LA MORTE DI TUTTO IL PORTO
«Soprattutto significa dire stop a tutte quelle compagnie di lusso che portano passeggeri che spendono almeno 1.000 euro a testa al giorno per fare una crociera. E significa dire stop a un indotto economico che permette a tutti i servizi legati al lusso di avere una buona fetta dei propri ricavi, dagli hotel ai ristoranti, dai bar ai negozi di alta moda, fino all'artigianato locale e via di seguito».

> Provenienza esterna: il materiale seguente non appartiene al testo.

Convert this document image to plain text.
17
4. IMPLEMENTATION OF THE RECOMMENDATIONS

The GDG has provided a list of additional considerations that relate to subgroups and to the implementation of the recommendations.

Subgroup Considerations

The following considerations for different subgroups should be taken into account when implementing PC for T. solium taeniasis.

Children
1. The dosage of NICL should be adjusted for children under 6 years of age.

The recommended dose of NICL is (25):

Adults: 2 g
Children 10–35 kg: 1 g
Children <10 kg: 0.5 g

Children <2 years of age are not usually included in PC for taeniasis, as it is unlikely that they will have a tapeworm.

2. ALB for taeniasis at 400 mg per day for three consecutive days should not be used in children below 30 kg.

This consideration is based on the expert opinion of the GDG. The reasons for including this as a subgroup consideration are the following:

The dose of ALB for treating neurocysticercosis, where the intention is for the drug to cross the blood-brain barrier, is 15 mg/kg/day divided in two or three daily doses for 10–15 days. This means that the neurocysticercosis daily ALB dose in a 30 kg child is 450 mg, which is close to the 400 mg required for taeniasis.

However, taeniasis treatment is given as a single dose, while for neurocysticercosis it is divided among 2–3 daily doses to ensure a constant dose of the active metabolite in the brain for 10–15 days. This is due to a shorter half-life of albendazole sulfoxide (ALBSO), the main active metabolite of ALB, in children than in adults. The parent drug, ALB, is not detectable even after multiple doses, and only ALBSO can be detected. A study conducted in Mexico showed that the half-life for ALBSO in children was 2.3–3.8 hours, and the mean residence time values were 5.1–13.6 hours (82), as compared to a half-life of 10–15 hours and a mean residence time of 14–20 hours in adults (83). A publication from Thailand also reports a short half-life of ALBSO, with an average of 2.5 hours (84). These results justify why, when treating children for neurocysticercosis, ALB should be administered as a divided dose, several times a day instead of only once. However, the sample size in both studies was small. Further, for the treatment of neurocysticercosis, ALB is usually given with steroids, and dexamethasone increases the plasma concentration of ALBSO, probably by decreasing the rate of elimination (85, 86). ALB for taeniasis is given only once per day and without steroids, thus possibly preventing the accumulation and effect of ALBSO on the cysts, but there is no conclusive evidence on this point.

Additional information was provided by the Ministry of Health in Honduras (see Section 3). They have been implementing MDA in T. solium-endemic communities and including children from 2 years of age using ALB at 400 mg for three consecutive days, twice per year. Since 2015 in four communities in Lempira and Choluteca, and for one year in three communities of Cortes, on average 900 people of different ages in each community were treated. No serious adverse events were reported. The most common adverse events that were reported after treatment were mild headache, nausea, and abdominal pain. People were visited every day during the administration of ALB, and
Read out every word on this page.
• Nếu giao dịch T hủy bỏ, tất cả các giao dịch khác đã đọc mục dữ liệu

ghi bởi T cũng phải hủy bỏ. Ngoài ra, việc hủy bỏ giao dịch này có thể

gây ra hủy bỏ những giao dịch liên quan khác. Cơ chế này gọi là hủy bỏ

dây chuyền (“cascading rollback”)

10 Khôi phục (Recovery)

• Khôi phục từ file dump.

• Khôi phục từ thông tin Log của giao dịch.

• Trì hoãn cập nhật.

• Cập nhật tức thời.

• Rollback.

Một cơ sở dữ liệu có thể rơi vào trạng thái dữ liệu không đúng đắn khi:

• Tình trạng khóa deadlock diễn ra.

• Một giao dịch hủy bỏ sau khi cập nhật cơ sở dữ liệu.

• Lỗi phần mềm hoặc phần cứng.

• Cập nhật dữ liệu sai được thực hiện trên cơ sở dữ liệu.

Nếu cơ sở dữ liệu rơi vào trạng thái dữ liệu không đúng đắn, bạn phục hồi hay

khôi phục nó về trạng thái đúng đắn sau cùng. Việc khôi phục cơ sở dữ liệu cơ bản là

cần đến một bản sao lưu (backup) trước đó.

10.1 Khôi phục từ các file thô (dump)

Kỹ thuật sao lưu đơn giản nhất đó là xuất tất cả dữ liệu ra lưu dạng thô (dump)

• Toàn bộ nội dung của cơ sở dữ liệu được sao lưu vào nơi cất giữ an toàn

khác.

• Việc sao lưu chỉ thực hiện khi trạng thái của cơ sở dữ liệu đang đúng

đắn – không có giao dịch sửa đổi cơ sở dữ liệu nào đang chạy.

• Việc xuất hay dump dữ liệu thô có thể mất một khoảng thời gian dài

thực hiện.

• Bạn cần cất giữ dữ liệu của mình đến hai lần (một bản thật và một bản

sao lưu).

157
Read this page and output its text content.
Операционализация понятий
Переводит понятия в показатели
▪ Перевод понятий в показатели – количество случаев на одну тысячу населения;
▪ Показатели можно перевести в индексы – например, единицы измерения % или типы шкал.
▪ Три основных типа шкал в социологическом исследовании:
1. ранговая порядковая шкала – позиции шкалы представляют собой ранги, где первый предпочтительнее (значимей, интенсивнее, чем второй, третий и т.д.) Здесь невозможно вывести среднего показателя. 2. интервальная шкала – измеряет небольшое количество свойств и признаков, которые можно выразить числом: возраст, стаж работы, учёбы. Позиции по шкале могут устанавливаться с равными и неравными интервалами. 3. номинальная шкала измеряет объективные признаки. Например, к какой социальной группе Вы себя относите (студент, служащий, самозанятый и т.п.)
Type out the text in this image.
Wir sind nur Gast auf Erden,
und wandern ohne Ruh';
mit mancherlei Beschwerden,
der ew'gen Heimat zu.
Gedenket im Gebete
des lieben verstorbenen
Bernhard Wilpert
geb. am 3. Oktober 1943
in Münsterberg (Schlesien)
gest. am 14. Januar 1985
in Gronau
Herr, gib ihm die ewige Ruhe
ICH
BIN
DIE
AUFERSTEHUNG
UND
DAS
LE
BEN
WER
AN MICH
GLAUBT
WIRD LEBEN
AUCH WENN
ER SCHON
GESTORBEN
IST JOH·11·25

C'è un altro aspetto che nessuno ha considerato finora e che, invece, dovrebbe rendere tutti consapevoli che si è nella stessa barca e che non ci sarà chi, nella propria nicchia, potrà salvarsi: perché dalla crisi della crocieristica, o peggio dal suo azzeramento, deriverà anche la crisi del porto commerciale. «È chiaro che il porto commerciale deve mantenere il suo ruolo da attore protagonista del comparto industriale del Veneto, con un valore della produzione di 6 miliardi di fatturato e con oltre 20 mila addetti, ma è bene sottolineare che senza crocieristica, e quindi senza quel giusto equilibrio di traffico commerciale con quello turistico che da sempre rappresenta il traffico generale del porto veneziano, l'immediata conseguenza sarà quella di un porto commerciale che andrà in crisi - spiega Olivetti -: venendo a mancare quote che vanno dal 30 al 40% del fatturato dei servizi portuali, perché è questo che rappresenta la crocieristica ad esempio per i servizi tecnico nautici, di conseguenza le tariffe dei servizi come rimorchio, ormeggio, pilotaggio solo per citarne alcuni, ricadranno con notevoli incrementi sul traffico commerciale rendendolo poco competitivo con i porti limitrofi che sono ancora una volta Trieste e Ravenna».
LA SOLUZIONE MARGHERA
In questo modo, però, il delegato di Confindustria si scontra con tutti coloro, tra operatori portuali, sindacalisti, perfino ambientalisti, che da anni sostengono l'enorme difficoltà di far transitare le navi commerciali e quelle da crociera nello stesso canale, il Malamocco Marghera. «Non sanno di cosa parlano, dovrebbero studiare un po' di storia recente: nel 2008/2009, anni record del traffico a Marghera, transitavano in canale dei Petroli circa un migliaio di navi in più di quelle attuali, quindi oggi c'è tutto lo spazio per ormeggiare 500 navi da crociera accanto a quelle che trasportano merci».
L'APPELLO ALL'UNITÀ
Sono tutte soluzioni fattibili secondo il decreto Draghi per le Grandi Navi, si tratta di capire come sia possibile attrezzare i nuovi ormeggi nel canale Nord in tempo per la stagione 2022. «Va trovata la sintesi tra tutti gli stakeholders, soggetti privati ed istituzionali che hanno interessi e competenze sul porto. Bisogna lavorare assieme come comunità portuale trovando una sintesi su una soluzione condivisa. Non possiamo più permetterci di essere divisi, e dove ognuno cerca di proteggere il proprio orticello. O facciamo squadra o questa volta è davvero la fine del porto».